« (...) Este desequilíbrio de fazer das ciências sociais e humanas o parente pobre vai pagar-se caro no futuro, é uma coisa, aliás, de um país atrasado, sem estratégia autónoma. (...)»
Tenho dois filhos na escola pública em letras e em ciências e confirmei na realidade tudo o que sabia dos nossos projectos de estudos do trabalho no sector da educação: as escolas, mesmo as boas, não são lugares de excelência cultural – isto é um mal geral, em letras e em ciências. Tirando casos esporádicos (que existem, sim), há muito pouca excelência, os professores não estão em condições de estimular a curiosidade, e o apelo do conhecimento está em crise total nos alunos – o mútuo desinteresse é enorme. Aquele que devia ser o espaço mais desejado, aprender e ensinar, tornou-se um fardo para ambos.
Mas este “geral” tem, no entanto, algumas diferenças. Os melhores professores são colocados em ciências ou escolhem, porque já têm idade, as turmas de ciências – mesmo os de letras querem dar português em turmas de ciências; os melhores alunos, mesmo os de letras, estão em ciências; quando faltam professores – a falta já é crónica mesmo em escolas excelentes, como é o meu caso –, faltam mais nas turmas de letras do que [nas] de ciências, ou quando se trata de colmatar as falhas os directores actuam em geral mais rápido nas turmas de ciências. O curioso é o seguinte. A mãe de todas as ciências é a Filosofia e o pai é a História; eu não me envolvo em nenhum projecto sem alguém de Teoria Crítica e/ou Filosofia. No nosso Observatório temos mais de 12 áreas, Matemática, Engenharia, Medicina, mas a Filosofia tem um espaço central, como a História, como a Psicologia. Nenhum dado no mundo fala por si. Sem teoria crítica e sem história de qualquer questão não chegamos a bom porto. Nas escolas de elite – veja-se a própria Universidade Católica–, ninguém abdica da filosofia – o Direito e a Economia gerem a sociedade que é pensada na Filosofia; é esta a tríada de Poder que está aí desenhada. Nos EUA são as elites que estão a estudar história, curso que está a fechar nas universidades menores para as classes médias e baixas.

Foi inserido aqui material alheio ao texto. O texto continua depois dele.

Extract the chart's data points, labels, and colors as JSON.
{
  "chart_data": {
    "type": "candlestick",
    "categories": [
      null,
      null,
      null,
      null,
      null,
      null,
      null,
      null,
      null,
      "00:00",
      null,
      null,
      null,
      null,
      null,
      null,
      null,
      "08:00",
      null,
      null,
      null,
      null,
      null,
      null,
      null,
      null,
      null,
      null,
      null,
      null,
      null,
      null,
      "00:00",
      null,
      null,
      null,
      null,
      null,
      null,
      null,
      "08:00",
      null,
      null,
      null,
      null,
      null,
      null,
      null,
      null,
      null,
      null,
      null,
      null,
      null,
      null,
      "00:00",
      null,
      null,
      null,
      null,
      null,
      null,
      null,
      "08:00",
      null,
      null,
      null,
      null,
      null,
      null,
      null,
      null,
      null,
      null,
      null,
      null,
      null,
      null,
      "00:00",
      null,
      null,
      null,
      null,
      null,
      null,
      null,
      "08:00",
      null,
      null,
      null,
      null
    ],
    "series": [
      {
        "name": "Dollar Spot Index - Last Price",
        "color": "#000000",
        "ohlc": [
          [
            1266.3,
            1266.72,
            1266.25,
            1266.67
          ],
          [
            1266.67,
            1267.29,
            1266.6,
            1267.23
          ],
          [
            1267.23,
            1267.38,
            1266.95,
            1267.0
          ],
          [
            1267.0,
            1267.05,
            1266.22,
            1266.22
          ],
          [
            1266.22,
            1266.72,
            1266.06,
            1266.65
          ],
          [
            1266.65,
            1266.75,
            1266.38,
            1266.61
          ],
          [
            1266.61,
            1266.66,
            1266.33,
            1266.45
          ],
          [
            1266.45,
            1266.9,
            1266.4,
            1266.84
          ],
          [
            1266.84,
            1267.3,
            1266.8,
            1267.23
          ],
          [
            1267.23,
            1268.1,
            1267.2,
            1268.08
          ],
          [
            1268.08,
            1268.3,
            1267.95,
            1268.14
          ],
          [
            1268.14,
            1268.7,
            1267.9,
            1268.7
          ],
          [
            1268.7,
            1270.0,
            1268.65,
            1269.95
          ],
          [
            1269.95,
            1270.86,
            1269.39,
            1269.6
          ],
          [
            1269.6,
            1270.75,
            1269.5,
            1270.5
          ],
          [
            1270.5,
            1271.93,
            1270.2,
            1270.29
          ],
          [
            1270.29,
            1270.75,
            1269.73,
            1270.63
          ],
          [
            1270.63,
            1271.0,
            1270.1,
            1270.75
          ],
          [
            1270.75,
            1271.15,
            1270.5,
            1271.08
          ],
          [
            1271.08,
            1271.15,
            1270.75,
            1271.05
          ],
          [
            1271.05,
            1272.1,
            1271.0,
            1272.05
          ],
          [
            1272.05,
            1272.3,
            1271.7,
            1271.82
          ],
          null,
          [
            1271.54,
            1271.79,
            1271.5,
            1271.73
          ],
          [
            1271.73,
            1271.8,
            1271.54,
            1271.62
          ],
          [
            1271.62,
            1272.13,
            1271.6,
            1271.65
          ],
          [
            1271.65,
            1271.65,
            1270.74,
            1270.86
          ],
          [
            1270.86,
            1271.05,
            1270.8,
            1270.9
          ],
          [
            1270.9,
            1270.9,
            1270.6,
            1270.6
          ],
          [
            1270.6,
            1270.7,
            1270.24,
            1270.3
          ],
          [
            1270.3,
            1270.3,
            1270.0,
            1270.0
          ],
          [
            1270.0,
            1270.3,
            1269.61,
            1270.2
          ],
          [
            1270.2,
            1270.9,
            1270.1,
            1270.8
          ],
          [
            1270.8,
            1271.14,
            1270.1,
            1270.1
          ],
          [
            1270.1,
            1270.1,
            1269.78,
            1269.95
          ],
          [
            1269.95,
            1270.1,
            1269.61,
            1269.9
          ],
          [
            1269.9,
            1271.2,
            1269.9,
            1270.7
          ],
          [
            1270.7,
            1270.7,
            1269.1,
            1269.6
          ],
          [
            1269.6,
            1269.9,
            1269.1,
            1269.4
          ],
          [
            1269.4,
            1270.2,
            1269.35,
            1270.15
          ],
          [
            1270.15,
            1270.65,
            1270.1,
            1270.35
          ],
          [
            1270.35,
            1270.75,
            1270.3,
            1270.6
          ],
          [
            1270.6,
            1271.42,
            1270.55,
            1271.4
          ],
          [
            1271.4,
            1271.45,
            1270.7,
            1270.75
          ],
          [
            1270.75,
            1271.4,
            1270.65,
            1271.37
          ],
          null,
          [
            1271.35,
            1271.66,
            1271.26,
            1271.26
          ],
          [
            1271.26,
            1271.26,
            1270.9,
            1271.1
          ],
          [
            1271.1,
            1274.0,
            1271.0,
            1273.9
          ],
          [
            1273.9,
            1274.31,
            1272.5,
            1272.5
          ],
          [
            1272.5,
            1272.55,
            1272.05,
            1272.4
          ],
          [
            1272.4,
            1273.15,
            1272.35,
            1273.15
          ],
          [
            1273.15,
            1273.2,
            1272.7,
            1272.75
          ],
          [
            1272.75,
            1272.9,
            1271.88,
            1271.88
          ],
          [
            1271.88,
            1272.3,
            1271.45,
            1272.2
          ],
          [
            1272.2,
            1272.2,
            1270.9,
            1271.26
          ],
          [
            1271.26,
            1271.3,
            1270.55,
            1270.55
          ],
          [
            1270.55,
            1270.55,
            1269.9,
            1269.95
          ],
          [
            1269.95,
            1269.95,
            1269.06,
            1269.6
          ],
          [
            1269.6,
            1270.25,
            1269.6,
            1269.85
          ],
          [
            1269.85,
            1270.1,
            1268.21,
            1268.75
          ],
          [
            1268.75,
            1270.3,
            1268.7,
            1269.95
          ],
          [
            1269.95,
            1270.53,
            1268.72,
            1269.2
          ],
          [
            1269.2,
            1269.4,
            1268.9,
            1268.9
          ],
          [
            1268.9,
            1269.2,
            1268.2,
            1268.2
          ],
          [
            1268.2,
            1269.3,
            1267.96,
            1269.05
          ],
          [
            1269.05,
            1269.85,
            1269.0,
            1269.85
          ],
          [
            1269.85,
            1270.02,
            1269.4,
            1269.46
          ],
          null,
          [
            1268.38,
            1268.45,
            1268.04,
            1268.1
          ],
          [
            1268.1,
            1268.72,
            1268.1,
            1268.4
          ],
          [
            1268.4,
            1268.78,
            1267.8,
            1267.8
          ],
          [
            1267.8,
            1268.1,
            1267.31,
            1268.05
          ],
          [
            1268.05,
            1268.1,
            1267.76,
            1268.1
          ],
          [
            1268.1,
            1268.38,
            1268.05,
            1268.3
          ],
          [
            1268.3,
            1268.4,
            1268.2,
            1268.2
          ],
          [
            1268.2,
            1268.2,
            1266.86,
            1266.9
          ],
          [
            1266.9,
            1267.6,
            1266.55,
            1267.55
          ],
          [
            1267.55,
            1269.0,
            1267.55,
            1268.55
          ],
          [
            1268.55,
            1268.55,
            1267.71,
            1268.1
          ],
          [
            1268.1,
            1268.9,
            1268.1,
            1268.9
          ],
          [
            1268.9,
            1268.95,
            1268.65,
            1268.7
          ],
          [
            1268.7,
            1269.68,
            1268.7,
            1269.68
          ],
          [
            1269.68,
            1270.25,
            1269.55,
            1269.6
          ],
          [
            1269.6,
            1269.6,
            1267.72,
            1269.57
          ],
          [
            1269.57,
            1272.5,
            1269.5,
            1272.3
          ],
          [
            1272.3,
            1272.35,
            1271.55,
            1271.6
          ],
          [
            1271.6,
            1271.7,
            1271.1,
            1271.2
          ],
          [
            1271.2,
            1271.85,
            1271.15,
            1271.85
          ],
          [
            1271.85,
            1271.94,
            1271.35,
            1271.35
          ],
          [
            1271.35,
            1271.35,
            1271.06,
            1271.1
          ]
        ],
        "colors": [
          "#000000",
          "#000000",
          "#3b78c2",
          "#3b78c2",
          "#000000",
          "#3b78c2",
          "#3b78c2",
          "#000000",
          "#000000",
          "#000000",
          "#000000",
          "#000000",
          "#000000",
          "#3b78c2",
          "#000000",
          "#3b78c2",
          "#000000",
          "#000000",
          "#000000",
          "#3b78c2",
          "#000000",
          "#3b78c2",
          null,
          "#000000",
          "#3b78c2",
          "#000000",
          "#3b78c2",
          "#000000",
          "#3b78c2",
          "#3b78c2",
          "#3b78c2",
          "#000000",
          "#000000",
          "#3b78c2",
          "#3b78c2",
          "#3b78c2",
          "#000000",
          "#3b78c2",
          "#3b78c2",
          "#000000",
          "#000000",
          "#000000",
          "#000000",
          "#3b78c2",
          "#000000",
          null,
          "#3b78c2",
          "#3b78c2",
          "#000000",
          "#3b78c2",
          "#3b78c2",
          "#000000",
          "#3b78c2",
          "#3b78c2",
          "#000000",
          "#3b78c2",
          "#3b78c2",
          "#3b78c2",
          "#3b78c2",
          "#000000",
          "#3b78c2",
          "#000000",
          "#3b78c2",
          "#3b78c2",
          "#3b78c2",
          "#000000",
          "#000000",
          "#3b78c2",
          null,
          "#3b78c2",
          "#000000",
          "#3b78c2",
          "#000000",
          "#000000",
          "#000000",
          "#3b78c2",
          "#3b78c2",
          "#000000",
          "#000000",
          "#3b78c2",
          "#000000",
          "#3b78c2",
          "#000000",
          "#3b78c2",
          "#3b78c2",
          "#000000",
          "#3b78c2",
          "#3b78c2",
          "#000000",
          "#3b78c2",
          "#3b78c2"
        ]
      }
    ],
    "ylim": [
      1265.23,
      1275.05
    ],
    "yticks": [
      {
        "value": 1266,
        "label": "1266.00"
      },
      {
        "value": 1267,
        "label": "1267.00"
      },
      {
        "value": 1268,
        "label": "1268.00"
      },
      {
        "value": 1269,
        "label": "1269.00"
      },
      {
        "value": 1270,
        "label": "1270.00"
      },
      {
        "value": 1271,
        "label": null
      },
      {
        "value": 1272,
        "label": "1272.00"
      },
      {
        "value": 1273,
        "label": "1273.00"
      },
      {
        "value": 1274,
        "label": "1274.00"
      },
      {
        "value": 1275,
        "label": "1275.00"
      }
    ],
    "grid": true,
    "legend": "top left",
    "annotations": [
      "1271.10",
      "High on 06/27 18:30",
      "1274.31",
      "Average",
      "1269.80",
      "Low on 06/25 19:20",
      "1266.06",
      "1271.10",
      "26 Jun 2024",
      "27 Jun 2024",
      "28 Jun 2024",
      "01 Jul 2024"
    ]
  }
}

Não existe excelência sem um corpo excelente de cientistas sociais, mesmo no meio dos melhores engenheiros e matemáticos do mundo. Este desequilíbrio de fazer das ciências sociais e humanas o parente pobre vai pagar-se caro no futuro, é uma coisa, aliás, de um país atrasado, sem estratégia autónoma. E todos vamos pagar caro, quer os de ciências quer os de letras. Aliás, um dos meus filhos disse-me recentemente que adora Física e Filosofia; mas como juntar as duas, se nenhuma profissão o faz? Respondi-lhe que elas não existem uma sem a outra, e que ele já percebeu isso e por isso colocou a questão – colocou essa questão contra os mitos do mercado de trabalho que insiste em separar o que não existe separadamente. Na realidade ao colocarmos as Letras, as Humanidades, na mão de uma elite estamos a colocar o poder na mão dessa elite. As Letras e as Ciências Histórico-Filosóficas são uma imensa concentração de poder, [e] não disseminá-las com excelência e cultura é pôr em causa a própria democracia.